The motion of electrons carries an electrical current and produces a magnetic field. However, changes from the surrounding plasma interfere with this current and cancel it. This interference makes strong magnetic fields difficult to produce. The researchers, through simulations and theoretical models, discovered that high-energy electrons could emit plasma to create a hole, making it harder for the background plasma to interfere and cancel their current.

The researchers report that a new secondary nonlinear instability grows due to the transverse magnetic pressure produced by a beam of high-energy charged particles. The background ions cannot neutralize this growth easily, and as a result, the magnetic field amplifies, and beam kinetic energy efficiently gets converted into magnetic energy. The researchers show that the magnetic fields can get amplified by orders of magnitude.

3D simulation results of a dilute, ultrarelativistic electron beam propagating through an electron-ion background. Image Courtesy of SLAC National Accelerator Laboratory.

 

Ryan Peterson, a PhD student at Stanford University and SLAC who is the first author of the publication, explains that as the current is exposed, the strong magnetic fields push the background plasma away, creating even more current to expose, and as a result, produce stronger magnetic fields. He added that these magnetic fields eventually become so strong that they bend electrons and slow them down.

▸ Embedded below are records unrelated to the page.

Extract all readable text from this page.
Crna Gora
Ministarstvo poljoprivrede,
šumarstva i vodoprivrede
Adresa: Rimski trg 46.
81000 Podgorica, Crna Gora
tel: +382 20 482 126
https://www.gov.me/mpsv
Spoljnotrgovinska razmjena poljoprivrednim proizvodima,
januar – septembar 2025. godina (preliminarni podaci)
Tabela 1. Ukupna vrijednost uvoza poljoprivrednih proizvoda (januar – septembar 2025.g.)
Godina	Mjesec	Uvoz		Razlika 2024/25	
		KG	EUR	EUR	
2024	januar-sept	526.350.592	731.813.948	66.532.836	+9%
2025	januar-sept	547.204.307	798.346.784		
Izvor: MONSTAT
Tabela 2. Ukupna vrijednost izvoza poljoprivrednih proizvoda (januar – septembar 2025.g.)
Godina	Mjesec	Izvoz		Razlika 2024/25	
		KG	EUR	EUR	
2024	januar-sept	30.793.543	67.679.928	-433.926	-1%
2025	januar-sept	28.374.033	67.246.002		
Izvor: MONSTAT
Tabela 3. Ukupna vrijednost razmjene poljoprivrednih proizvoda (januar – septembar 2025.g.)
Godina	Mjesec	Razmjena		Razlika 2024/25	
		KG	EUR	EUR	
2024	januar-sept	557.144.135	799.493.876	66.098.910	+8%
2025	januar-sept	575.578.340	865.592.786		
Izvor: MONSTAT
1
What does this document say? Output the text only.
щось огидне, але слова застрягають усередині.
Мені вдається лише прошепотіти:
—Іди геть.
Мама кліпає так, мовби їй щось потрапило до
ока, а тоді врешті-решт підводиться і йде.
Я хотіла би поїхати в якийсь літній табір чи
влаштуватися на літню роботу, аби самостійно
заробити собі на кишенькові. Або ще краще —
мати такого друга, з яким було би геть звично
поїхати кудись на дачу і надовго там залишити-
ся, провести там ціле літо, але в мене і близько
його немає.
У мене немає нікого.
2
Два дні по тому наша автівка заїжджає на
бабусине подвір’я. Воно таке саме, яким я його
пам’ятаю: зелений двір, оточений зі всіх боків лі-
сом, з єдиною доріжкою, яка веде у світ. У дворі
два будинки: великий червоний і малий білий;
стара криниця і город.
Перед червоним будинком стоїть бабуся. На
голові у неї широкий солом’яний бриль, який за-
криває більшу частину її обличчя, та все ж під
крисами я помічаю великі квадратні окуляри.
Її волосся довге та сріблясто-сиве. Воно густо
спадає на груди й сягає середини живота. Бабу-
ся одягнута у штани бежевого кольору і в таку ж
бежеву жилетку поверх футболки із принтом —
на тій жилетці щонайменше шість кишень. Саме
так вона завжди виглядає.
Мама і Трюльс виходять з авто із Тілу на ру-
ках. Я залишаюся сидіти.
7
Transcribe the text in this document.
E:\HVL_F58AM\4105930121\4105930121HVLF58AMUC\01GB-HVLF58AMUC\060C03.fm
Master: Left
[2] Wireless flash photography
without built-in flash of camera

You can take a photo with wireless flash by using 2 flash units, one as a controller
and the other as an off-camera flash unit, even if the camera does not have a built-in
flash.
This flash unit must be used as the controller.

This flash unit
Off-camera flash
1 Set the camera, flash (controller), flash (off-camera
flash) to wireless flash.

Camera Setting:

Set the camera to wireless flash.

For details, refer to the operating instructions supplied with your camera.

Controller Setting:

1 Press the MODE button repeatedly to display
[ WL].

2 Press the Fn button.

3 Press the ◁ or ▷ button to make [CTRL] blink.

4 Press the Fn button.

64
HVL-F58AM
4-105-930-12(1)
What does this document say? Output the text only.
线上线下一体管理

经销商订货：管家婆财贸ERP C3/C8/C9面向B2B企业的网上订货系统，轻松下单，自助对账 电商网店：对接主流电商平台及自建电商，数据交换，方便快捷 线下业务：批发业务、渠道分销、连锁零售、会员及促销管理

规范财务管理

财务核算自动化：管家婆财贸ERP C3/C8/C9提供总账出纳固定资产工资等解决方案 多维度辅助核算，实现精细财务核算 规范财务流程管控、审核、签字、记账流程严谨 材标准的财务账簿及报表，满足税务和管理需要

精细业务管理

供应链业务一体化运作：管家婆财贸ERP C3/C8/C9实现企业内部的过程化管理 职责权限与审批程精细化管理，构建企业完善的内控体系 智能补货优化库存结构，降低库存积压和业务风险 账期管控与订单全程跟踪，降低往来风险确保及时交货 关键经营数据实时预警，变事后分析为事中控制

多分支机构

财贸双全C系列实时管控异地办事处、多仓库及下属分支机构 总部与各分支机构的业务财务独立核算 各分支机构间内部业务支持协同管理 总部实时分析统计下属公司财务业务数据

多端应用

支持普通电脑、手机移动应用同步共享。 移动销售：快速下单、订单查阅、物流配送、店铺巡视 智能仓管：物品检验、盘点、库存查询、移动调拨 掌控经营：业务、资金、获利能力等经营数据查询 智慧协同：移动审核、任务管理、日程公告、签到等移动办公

The study of magnetic field amplification can not only help us understand the extreme astrophysical environments but can also aid in laboratories with intense lasers and electron beams. High energy lasers and electron beams are applicable in high-energy accelerators, the biomedical field for targeting tumors precisely, and in microscopic imaging methods, including scanning electron microscope (SEM), electron diffraction (ED), and high-resolution transmission electron microscopy (HRTEM).

"Every time a new fundamental process is identified, it can have important consequences and applications in different areas of research," says Frederico Fiuza, a scientist who worked on this research and leads the high energy density science theory group at SLAC. "In this case, the amplification of magnetic fields by high-energy electrons is known to be important not only for extreme astrophysical environments, such as the gamma-ray bursts but also for laboratory applications based on electron beams."

The researchers are currently working on simulations to understand how these processes play a role in gamma-ray bursts. Furthermore, they are also finding ways to reproduce it in laboratory experiments as compact high-energy radiation sources, which would allow scientists to take pictures of matter on the atomic scale with extremely high resolution for applications in medicine, biology, and materials research.